Poppy Northcutt Continues To Make History

WASHINGTON, D.C. — As we celebrate the successful Apollo 11 mission to the moon, the National Organization of Women would like to recognize Frances “Poppy” Northcutt for her historic contributions to America’s space mission, to gender equality and to legal advocacy for women.

Poppy Northcutt was the first woman to work in an operational support role in the Mission Control Center in Houston during the Apollo program. When she joined NASA directly after graduating from the University of Texas at Austin, she was given the title of “computress.”

“What a weird title this is,” she told TIME magazine, she remembered thinking: “Not only do they think I’m a computer, but they think I’m a gendered computer.”

This month, Americans are learning about Poppy and her colleagues at NASA from the new PBS documentary “Chasing the Moon.”  As she progressed in her career, she began to ask more questions and push back on more of the gender discrimination and inequity she saw every day.  After the Apollo program ended, the mayor of Houston, Texas made her the city’s first Women’s Advocate. She negotiated an agreement with the Houston Police Department enabling women to become police officers and got the Fire Department to agree to let women be firefighters.

She led an important pay equity study that examined the entire Houston municipal payroll.  She even counted the number of women’s versus men’s bathrooms throughout all of Houston, helping to bring this number into balance.
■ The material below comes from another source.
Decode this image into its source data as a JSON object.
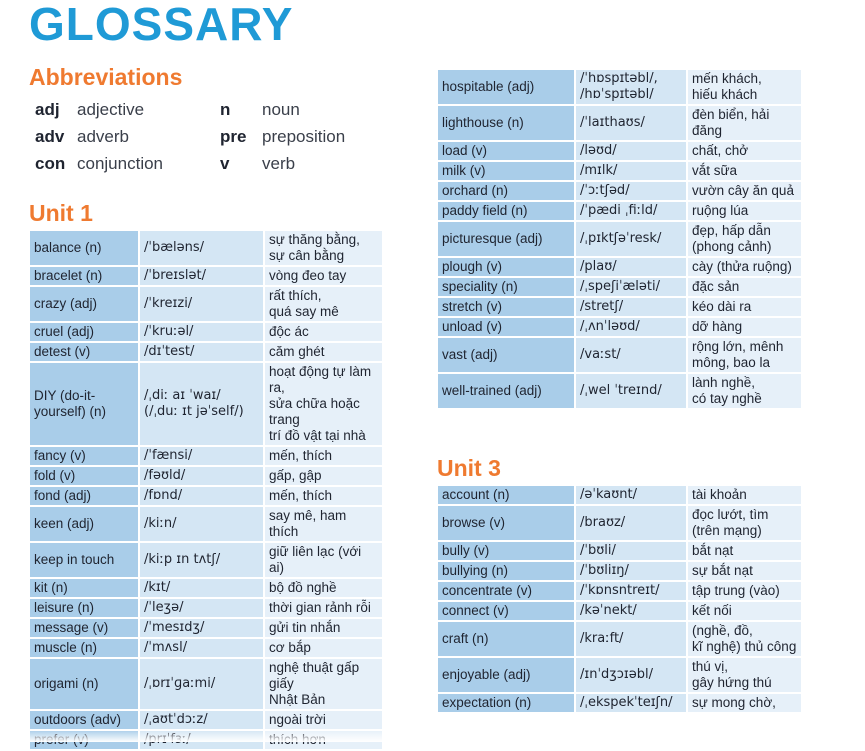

After that, she once again reached for the stars by going to law school, becoming a prosecutor and then a criminal defense attorney, working on domestic violence and reproductive rights cases throughout her career.

Poppy Northcutt has been blazing a trail as a NOW activist since her service on NOW’s national Board of Directors in the 1970s, as president of Houston NOW and today, president of Texas NOW.

NOW honors Poppy  Northcutt for her lifelong contributions to women’s history, and for the way she has inspired generations of women whose own careers are building on what Poppy Northcutt began.